Selling a business is a complicated affair, notwithstanding the personal connections you may feel to a company you have helped shape for some time. Even with the decisions you have to make with regard to your assets, workforce and sale contract, finding the right buyer is often the most difficult part of the whole process – with expensive marketing bills frequently racked up in the public search for one.

This is where Management Buyouts, or MBOs, could come in for your business. Simply put, a management buyout is the purchase of your business by its existing management team. If conducted smoothly, an MBO offers you an elegant way to leave your business while keeping it in safe hands for the future. However, there are various disadvantages to the process that you could well come across. Here we’ll explore some of the pros and cons of a management buyout, so you can make an informed decision on the sale of your business.

The Advantages of an MBO

The first, and perhaps most obvious, advantage of a management buyout is the knowledge and experience your buyers already hold about the business.
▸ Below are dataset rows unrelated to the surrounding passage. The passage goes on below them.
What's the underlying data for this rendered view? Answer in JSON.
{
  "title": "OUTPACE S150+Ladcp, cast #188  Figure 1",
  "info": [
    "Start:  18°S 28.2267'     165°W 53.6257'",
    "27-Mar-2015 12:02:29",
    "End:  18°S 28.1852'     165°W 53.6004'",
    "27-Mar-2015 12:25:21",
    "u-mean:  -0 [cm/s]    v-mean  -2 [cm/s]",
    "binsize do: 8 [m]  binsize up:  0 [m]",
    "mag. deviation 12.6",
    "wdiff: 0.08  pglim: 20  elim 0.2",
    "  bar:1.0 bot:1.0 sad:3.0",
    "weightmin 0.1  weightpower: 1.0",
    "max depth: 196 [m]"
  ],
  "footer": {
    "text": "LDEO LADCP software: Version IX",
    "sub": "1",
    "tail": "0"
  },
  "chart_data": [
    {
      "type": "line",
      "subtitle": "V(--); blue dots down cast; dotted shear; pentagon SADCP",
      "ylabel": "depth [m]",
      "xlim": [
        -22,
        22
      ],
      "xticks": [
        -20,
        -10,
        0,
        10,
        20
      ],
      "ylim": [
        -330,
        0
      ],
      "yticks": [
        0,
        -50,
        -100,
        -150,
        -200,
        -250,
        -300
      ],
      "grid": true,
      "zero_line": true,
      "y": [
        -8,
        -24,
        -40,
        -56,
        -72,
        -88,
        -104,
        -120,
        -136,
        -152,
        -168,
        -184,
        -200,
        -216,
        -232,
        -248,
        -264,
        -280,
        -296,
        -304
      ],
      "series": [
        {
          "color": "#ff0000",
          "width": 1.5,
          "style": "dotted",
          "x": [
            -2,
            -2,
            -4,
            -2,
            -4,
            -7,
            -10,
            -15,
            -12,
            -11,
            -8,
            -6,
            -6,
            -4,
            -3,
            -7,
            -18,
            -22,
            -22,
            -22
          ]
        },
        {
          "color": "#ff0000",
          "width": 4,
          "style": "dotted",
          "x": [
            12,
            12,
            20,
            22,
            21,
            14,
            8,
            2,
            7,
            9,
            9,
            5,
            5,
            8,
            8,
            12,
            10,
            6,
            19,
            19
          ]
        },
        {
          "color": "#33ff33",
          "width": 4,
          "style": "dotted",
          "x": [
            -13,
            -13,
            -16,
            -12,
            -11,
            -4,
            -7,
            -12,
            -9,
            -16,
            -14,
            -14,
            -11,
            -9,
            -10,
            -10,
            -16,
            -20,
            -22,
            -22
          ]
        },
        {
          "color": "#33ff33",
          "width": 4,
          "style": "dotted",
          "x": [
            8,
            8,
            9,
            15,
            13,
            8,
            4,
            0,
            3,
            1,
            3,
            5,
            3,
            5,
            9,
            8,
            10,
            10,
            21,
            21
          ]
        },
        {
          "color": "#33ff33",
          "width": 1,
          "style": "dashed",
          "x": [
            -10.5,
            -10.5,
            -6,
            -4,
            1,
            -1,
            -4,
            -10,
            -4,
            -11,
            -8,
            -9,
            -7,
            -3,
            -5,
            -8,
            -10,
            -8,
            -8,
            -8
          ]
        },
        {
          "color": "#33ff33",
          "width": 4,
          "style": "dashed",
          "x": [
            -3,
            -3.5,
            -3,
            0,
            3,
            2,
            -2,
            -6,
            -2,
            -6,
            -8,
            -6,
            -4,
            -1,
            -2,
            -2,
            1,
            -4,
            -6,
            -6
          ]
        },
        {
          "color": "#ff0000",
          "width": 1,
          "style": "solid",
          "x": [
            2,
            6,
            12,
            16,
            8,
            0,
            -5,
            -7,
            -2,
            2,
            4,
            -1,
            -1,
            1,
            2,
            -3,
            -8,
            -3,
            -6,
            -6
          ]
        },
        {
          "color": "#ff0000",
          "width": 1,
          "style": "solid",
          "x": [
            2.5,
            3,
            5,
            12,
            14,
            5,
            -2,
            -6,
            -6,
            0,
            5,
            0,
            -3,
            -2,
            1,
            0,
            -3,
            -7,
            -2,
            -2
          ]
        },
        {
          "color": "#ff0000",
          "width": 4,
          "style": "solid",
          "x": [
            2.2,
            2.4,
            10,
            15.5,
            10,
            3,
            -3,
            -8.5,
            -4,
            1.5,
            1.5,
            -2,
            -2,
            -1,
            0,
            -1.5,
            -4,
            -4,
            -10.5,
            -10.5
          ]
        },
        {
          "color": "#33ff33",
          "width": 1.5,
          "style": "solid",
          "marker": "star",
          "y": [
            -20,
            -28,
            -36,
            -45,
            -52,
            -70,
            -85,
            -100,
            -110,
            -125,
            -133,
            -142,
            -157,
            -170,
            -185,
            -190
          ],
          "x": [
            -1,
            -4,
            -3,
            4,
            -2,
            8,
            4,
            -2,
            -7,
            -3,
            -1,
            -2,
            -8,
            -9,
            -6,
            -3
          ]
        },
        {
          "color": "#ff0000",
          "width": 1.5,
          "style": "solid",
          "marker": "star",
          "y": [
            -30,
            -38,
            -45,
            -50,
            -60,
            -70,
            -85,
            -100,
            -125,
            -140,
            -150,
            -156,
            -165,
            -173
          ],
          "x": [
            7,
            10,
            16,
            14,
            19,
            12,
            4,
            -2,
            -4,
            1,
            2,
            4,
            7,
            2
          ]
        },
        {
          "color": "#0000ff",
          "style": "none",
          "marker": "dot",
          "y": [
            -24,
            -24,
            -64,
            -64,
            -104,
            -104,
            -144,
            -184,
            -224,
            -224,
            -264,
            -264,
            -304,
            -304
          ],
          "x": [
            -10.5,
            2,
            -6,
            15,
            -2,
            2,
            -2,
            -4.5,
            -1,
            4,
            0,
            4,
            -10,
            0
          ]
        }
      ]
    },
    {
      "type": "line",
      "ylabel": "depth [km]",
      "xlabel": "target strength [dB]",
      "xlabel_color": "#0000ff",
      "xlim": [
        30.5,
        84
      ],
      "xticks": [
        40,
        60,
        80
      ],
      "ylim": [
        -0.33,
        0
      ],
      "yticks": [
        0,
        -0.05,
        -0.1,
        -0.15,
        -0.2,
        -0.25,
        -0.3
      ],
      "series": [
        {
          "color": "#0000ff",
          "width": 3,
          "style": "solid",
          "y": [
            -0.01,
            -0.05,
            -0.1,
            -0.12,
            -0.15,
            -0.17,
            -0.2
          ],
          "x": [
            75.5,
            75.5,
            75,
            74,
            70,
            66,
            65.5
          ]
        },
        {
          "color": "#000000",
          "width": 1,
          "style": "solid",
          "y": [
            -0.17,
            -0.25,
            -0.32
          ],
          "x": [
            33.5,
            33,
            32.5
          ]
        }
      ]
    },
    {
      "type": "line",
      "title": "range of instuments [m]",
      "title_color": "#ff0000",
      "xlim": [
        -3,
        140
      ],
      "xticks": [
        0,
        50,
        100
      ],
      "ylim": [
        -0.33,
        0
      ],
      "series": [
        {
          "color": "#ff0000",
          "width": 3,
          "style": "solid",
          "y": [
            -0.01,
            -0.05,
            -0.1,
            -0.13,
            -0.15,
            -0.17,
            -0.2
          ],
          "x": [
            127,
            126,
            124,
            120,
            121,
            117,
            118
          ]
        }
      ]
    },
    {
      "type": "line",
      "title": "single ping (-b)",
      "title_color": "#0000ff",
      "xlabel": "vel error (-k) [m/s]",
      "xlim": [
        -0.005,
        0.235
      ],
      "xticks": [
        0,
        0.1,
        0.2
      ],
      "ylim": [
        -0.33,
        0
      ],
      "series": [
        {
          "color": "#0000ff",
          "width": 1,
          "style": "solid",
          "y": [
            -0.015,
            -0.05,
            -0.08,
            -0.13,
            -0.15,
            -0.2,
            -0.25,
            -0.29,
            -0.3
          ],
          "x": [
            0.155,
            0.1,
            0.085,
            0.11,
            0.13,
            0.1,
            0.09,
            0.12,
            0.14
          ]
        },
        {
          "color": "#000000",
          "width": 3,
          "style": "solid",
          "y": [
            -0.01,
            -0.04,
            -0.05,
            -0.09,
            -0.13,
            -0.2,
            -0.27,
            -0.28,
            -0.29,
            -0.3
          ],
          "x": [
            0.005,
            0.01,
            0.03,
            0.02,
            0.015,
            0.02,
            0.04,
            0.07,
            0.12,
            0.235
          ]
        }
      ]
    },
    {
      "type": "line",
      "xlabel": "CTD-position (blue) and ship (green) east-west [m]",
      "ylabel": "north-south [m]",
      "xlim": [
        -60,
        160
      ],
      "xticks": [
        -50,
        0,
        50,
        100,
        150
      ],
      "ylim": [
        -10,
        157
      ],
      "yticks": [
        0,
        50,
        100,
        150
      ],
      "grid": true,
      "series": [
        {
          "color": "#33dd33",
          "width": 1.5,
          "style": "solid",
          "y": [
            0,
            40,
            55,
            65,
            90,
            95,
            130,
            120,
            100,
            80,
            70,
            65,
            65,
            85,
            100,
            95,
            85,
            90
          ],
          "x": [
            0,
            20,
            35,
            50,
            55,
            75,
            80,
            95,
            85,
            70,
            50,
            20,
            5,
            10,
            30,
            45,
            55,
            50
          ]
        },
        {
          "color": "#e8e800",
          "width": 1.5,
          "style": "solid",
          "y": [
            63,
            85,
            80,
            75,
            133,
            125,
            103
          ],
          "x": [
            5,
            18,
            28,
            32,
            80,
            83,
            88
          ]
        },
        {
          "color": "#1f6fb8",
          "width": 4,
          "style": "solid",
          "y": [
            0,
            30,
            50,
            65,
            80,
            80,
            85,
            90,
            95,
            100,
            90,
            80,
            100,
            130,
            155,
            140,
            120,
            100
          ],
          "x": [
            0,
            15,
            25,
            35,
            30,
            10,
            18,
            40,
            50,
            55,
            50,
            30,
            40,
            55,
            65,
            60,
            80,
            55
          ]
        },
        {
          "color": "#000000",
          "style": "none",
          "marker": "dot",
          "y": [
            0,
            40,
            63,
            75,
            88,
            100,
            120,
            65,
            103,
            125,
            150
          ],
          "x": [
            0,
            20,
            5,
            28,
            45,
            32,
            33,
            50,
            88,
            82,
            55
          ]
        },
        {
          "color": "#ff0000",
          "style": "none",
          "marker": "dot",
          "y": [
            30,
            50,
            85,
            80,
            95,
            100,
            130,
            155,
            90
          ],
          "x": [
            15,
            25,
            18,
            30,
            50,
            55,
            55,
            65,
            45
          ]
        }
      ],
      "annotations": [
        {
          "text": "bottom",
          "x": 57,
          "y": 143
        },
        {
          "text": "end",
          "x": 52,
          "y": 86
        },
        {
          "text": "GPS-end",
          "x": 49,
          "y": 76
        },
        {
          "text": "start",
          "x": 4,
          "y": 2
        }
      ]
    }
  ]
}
Perhaps they’ve been working well together for some years and are crucial to the ongoing profitability of the company. If you are particularly invested in the future success of your business, and intend to retain some form of equity stake, it may be in your best interests to sell to your management team.

Secondly, the sale of your business can occur at a much quicker rate than a conventional trade sale. The steps involved in securing a buyer can be arduous and expensive, and certain privileges your business enjoys may be lost in the process – such as confidentiality. With an MBO, negotiations with the management team can ensure trade secrets stay within the business, as opposed to being revealed to a new network of business owners in a trade sale process.

The Disadvantages of an MBO

Despite the considerable experience and industry knowledge your management team may have, it’s entirely possible they will be significantly less experienced in business-owning. As salaried employees and not business owners themselves, they may not immediately have the capital to enact a management buyout, not to mention prior contacts with other businesses that often increase the credentials of a trade buyer.

This inexperience, and the possibility of individual managers putting their personal capital at risk in order to afford the business, could have detrimental effects on your business and its sale price – and perhaps even the sale itself. If the sale falls through, whether for lack of funds or a breakdown in negotiations, in can be difficult to continue the business until another buyer is found, with that same team still acting in management capacity.

Conclusion

Business sales are nuanced, and no two businesses are the same – so whether or not an MBO could work for you is down to you alone. The key questions you need to ask yourself in case of an MBO are “is this team ready to run a business?”, “can this team afford to run this business?”, and ultimately, “would I be happy for this team to run my business?”